Si la Côte d’Ivoire manque cruellement d’équipements et de personnels de santé, l’OMS a néanmoins estimé au début de cette crise que le pays était en mesure de répondre à la menace – si toutefois celle-ci restait contenue – notamment grâce à ses infrastructures développées pour le diagnostic. Le pays bénéficie au sein du CHU de Treichville d’un service de maladies infectieuses en lien étroit avec l’institut Pasteur, l’Inserm et l’ONG Alima et de laboratoires bien équipés pour les analyses PCR. La menace Ebola en Afrique de l’Ouest a aussi permis le développement d’un réseau important de centres de traitement et donné aux pays de la région une expertise pointue dans la bonne gestion des maladies à haute contagiosité.
En cas de scénario défavorable, similaire à celui que traverse la France ou l’Italie, la principale question repose sur la capacité du gouvernement ivoirien à imposer un confinement alors que la majeure partie de la population vit de l’économie informelle et réside dans des habitats précaires.
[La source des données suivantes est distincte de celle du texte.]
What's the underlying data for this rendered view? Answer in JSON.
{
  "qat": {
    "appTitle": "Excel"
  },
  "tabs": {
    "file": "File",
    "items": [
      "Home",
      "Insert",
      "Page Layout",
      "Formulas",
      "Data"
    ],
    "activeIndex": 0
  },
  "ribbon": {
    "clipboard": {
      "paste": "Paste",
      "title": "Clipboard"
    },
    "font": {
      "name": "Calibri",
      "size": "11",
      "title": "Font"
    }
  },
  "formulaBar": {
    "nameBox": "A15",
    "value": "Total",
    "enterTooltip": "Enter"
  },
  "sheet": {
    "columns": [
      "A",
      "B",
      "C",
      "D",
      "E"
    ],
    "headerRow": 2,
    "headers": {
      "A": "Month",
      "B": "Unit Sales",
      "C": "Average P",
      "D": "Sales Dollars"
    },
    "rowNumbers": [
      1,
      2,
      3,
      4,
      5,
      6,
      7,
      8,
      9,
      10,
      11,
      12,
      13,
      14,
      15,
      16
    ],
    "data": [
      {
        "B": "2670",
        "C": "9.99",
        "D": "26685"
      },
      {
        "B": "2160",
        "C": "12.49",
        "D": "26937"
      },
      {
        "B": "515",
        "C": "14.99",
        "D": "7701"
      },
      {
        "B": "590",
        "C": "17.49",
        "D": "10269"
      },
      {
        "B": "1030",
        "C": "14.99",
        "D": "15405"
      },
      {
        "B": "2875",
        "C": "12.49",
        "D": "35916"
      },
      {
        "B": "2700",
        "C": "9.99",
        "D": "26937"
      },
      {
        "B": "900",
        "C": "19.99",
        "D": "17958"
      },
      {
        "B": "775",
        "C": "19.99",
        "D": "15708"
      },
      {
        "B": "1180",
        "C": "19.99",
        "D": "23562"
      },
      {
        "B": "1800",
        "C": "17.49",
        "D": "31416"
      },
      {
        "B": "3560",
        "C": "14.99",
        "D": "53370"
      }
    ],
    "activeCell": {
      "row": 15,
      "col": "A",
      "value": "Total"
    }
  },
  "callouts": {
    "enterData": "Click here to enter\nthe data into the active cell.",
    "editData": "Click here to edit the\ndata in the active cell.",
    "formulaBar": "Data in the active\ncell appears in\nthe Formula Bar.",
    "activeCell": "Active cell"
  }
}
La crainte concerne aussi les rassemblements religieux, nombreux et divers en Côte d’Ivoire, susceptibles de favoriser la propagation du virus.
Dans un communiqué diffusé au lendemain des annonces du gouvernement ivoirien, la conférence des évêques catholiques d’Abidjan a d’ores et déjà « invité le peuple de Dieu » à se conformer aux mesures-barrières.
Alors que 65 % de la population a moins de 25 ans en Afrique subsaharienne, la pyramide des âges pourrait néanmoins être un facteur favorable pour diminuer les conséquences dévastatrices de la crise sanitaire.